Tuesday, June 26, 2012

What happens when it rains....

You often hear winemakers lamenting the weather during flowering and complaining about a poor fruit set.  What does that mean?

The tiny flowers of grape vines must be pollinated to create grapes, just like any other fruit.  In the case of grapes, bees certainly assist, but if all goes well, they can pollinate with the wind as long as the flowers stay dry so the pollen can blow freely from one flower to the next.  When the weather gets rainy and the flowers are wet, the pollen won't blow around because it's all soggy.  The bees are not out there working the flowers much in the rain either.  So basically, nothing gets pollinated.
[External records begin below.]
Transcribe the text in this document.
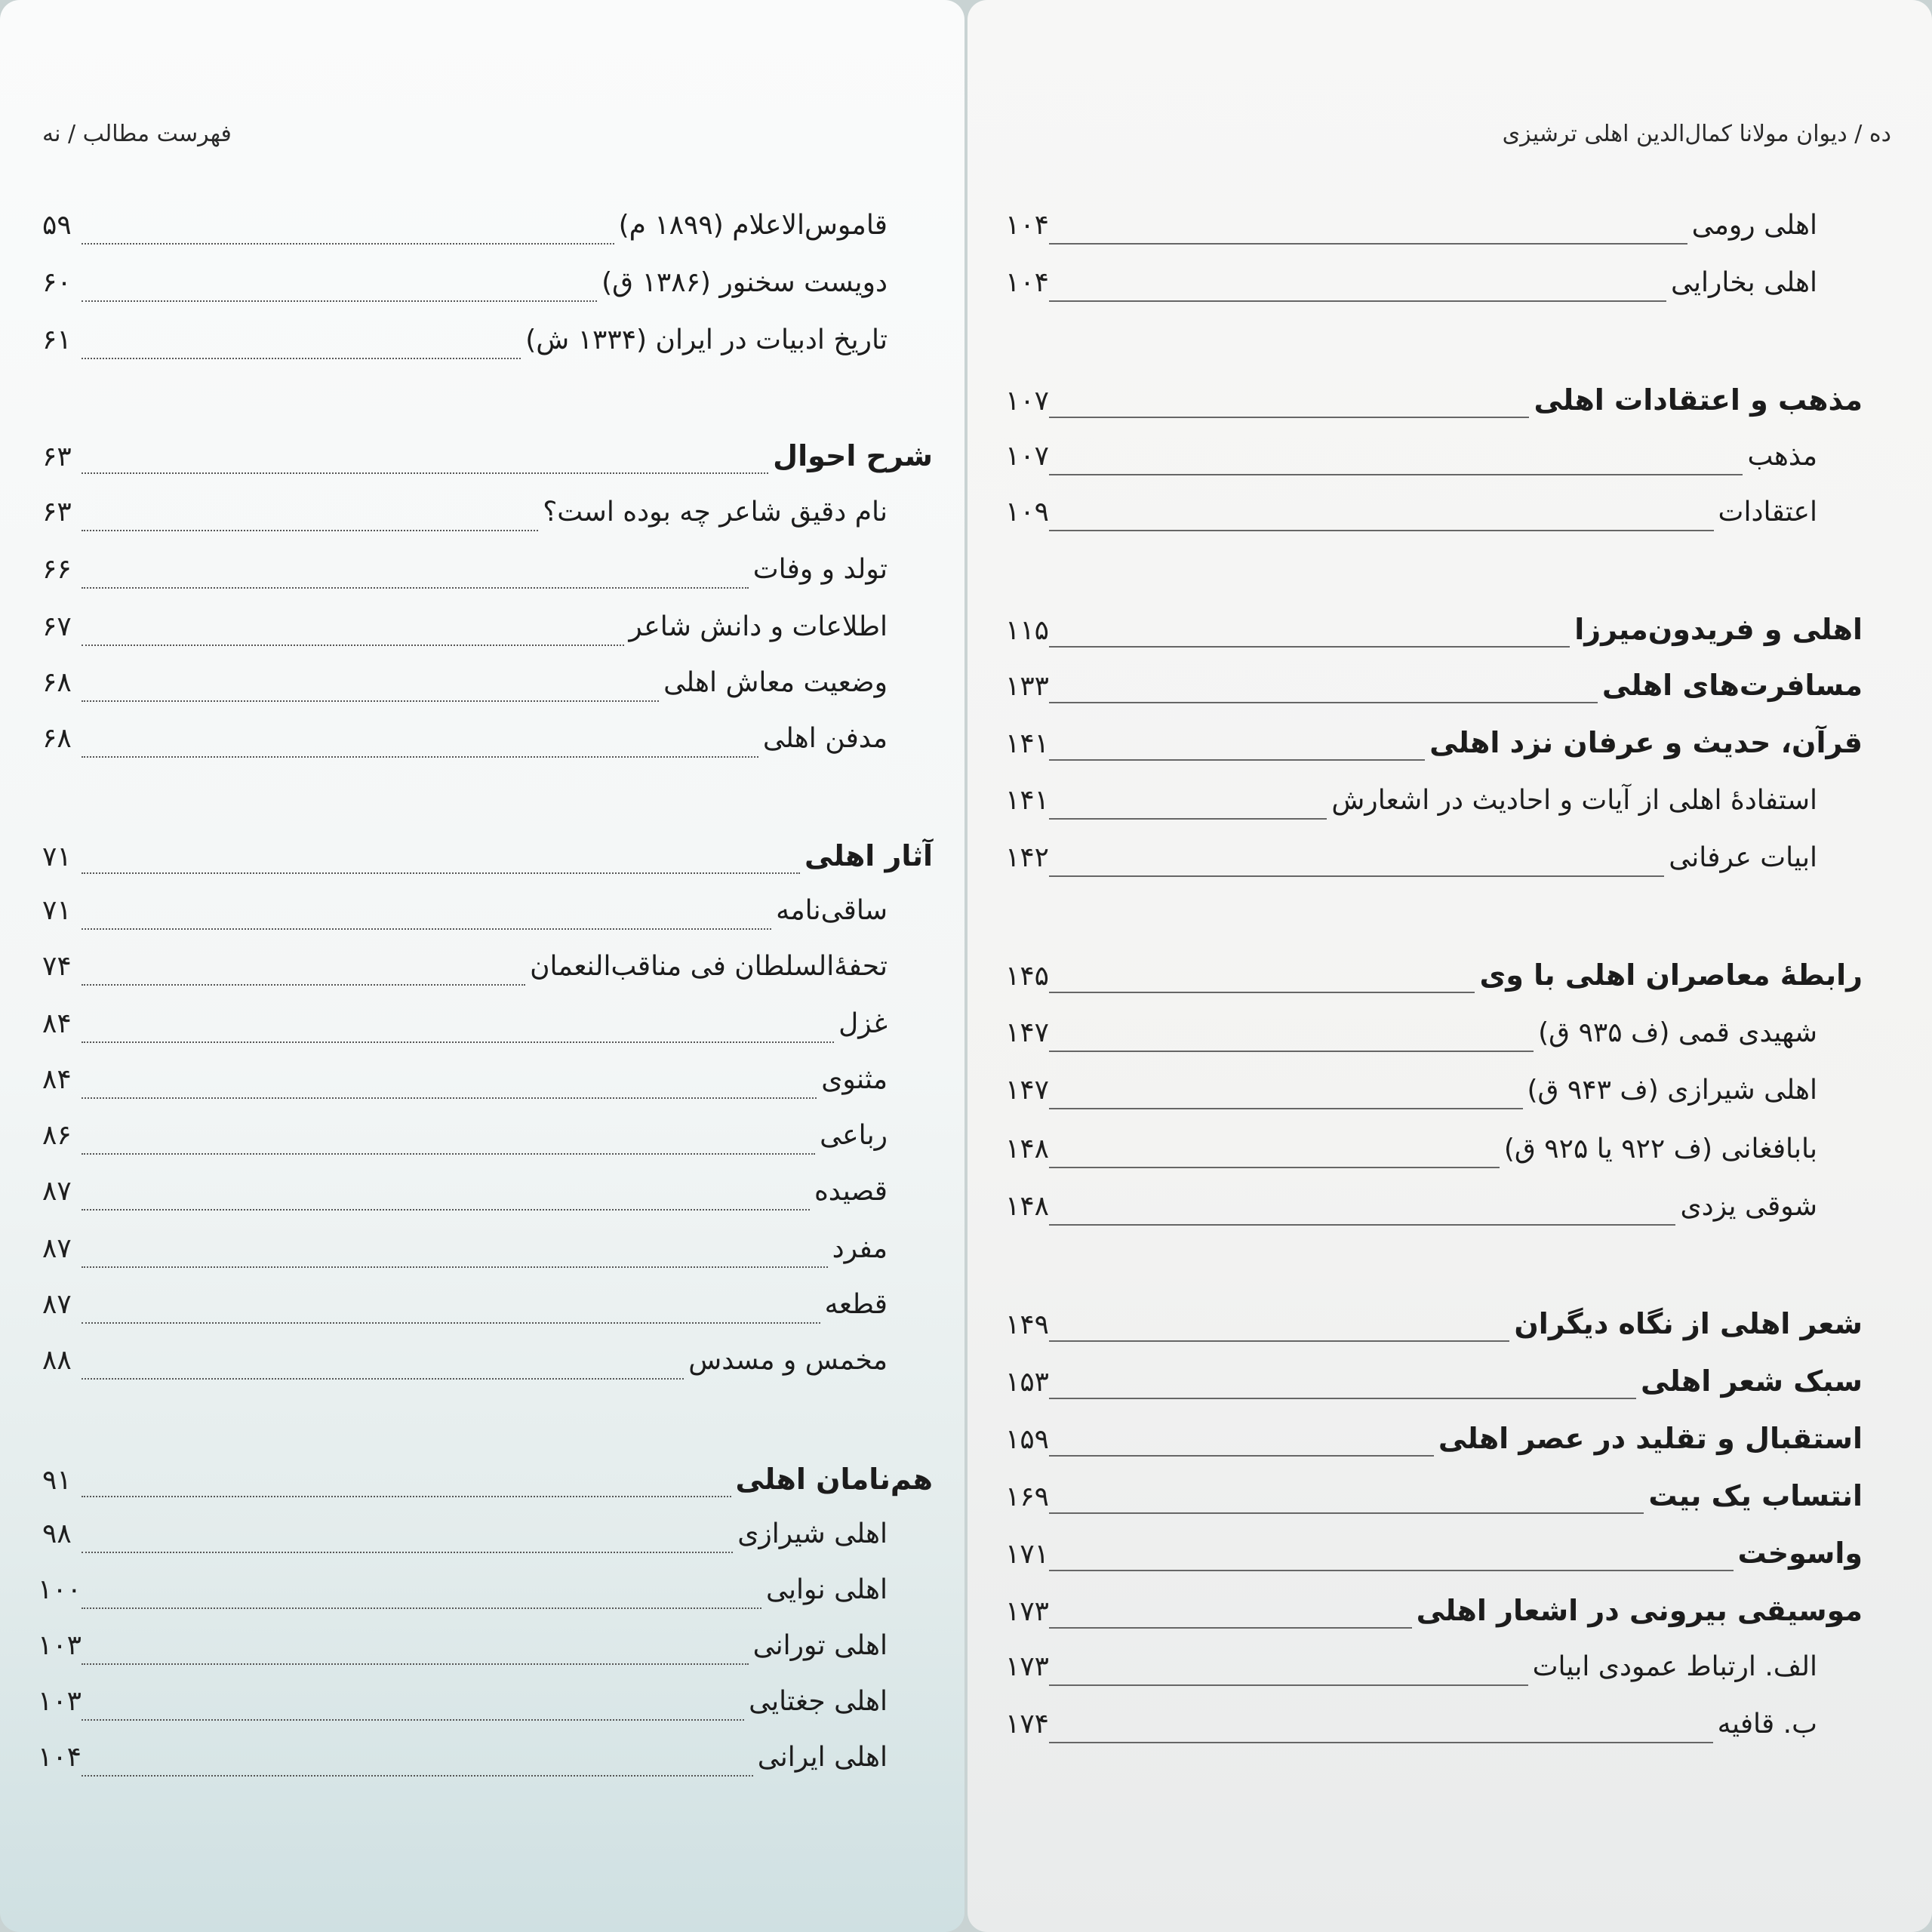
فهرست مطالب / نه
۵۹	قاموس‌الاعلام (۱۸۹۹ م)
۶۰	دویست سخنور (۱۳۸۶ ق)
۶۱	تاریخ ادبیات در ایران (۱۳۳۴ ش)
۶۳	شرح احوال
۶۳	نام دقیق شاعر چه بوده است؟
۶۶	تولد و وفات
۶۷	اطلاعات و دانش شاعر
۶۸	وضعیت معاش اهلی
۶۸	مدفن اهلی
۷۱	آثار اهلی
۷۱	ساقی‌نامه
۷۴	تحفهٔ‌السلطان فی مناقب‌النعمان
۸۴	غزل
۸۴	مثنوی
۸۶	رباعی
۸۷	قصیده
۸۷	مفرد
۸۷	قطعه
۸۸	مخمس و مسدس
۹۱	هم‌نامان اهلی
۹۸	اهلی شیرازی
۱۰۰	اهلی نوایی
۱۰۳	اهلی تورانی
۱۰۳	اهلی جغتایی
۱۰۴	اهلی ایرانی
ده / دیوان مولانا کمال‌الدین اهلی ترشیزی
۱۰۴	اهلی رومی
۱۰۴	اهلی بخارایی
۱۰۷	مذهب و اعتقادات اهلی
۱۰۷	مذهب
۱۰۹	اعتقادات
۱۱۵	اهلی و فریدون‌میرزا
۱۳۳	مسافرت‌های اهلی
۱۴۱	قرآن، حدیث و عرفان نزد اهلی
۱۴۱	استفادهٔ اهلی از آیات و احادیث در اشعارش
۱۴۲	ابیات عرفانی
۱۴۵	رابطهٔ معاصران اهلی با وی
۱۴۷	شهیدی قمی (ف ۹۳۵ ق)
۱۴۷	اهلی شیرازی (ف ۹۴۳ ق)
۱۴۸	بابافغانی (ف ۹۲۲ یا ۹۲۵ ق)
۱۴۸	شوقی یزدی
۱۴۹	شعر اهلی از نگاه دیگران
۱۵۳	سبک شعر اهلی
۱۵۹	استقبال و تقلید در عصر اهلی
۱۶۹	انتساب یک بیت
۱۷۱	واسوخت
۱۷۳	موسیقی بیرونی در اشعار اهلی
۱۷۳	الف. ارتباط عمودی ابیات
۱۷۴	ب. قافیه
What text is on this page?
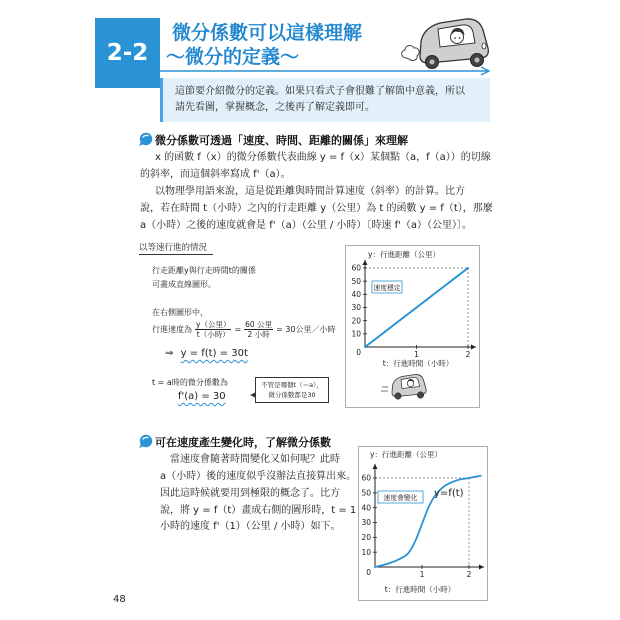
2-2
微分係數可以這樣理解
～微分的定義～
這節要介紹微分的定義。如果只看式子會很難了解箇中意義，所以
請先看圖，掌握概念，之後再了解定義即可。
微分係數可透過「速度、時間、距離的關係」來理解
x 的函數 f（x）的微分係數代表曲線 y = f（x）某個點（a，f（a））的切線
的斜率，而這個斜率寫成 f'（a）。
以物理學用語來說，這是從距離與時間計算速度（斜率）的計算。比方
說，若在時間 t（小時）之內的行走距離 y（公里）為 t 的函數 y = f（t），那麼
a（小時）之後的速度就會是 f'（a）（公里 / 小時）〔時速 f'（a）（公里）〕。
以等速行進的情況
行走距離y與行走時間t的關係
可畫成直線圖形。
在右側圖形中，
行進速度為 $\frac{\text{y（公里）}}{\text{t（小時）}} = \frac{\text{60 公里}}{\text{2 小時}} = 30$公里／小時
⇒ y = f(t) = 30t
t = a時的微分係數為
f'(a) = 30
不管是哪個t（＝a），
微分係數都是30
60
50
40
30
20
10
0	1	2
y：行進距離（公里）
t：行進時間（小時）
速度穩定
可在速度產生變化時，了解微分係數
當速度會隨著時間變化又如何呢？此時
a（小時）後的速度似乎沒辦法直接算出來。
因此這時候就要用到極限的概念了。比方
說，將 y = f（t）畫成右側的圖形時，t = 1
小時的速度 f'（1）（公里 / 小時）如下。
60
50
40
30
20
10
0	1	2
y：行進距離（公里）
t：行進時間（小時）
速度會變化 y=f(t)
48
The picture below shows some clusters of Marquette all photographed on the same day.  (Click the pic for a larger view).  On the left, a nice healthy cluster of small grapes that had sunshine during flowering.  In the middle a cluster created by a vine that flowered a couple days later, when it was rainy.  You can see how very few flowers in the cluster got pollinated so the cluster has only a small number of grapes, plus a few tiny grapes that probably will not mature.  On the far right, an extreme example of a cluster that really didn't pollinate well at all.  Fortunately, I only have a few vines that flowered late and ended up with clusters like this.  Who knows why they flowered late, but I'm grateful for the ones that flowered when the sun was out.  This was a rough spring for grapes...very rainy in spite of early warm weather and a mild winter.

That, ladies and gentlemen, is why we pray for sun during flowering!


Tuesday, June 19, 2012


Here it is the middle of June and my Marquette vines are seriously kicking butt this year.  We had some rain during flowering, which is never good, but I would say that only 1/3 of the vines show clusters significantly affected by the rain.  The result are clusters with vastly different sized grapes on them.  The unaffected clusters all have similarly-sized (and generally larger) grapes.  But the big news is lots of clusters on lots of vines!

There might be more clusters than the vines can ripen.  We'll have to see about that as the summer goes on.  I'm mostly pretty pleased with the growth so far and I am hoping I can get 100 pounds to make a decent batch of wine.

In other news, I drove down to M&M wine today and picked up my Chilean pinot noir, which is a month late compared with last year.  They had a very late harvest and mine was on the last ship.  It actually looked darned good.  I'll get some measurements in the morning on the must once it has had a chance to warm this evening.  I destemmed and crushed it this afternoon, and threw in some Lallzyme to aid with extraction.  I'm going to experiment this time with fewer punchdowns and a cooler ferment to attempt to preserve aromatics and fruit.  Previously, I have been using the Burgundian technique of a single extreme temperature spike to aid in extraction and I really think I'm losing aromatics when I do that.  I'm hoping to replace that action with enzymatically-assisted extraction instead.

My 2011 fall "Bordeaux" (which I'm calling Meritage to be politically correct) is in my barrel and tasting pretty good.  It has a Syrah-like spice/pepper twang to it that is really cool.  I will likely bottle it in the fall when this Chilean pinot noir is ready to be barreled.  If you are really nice, you might get a bottle for Christmas.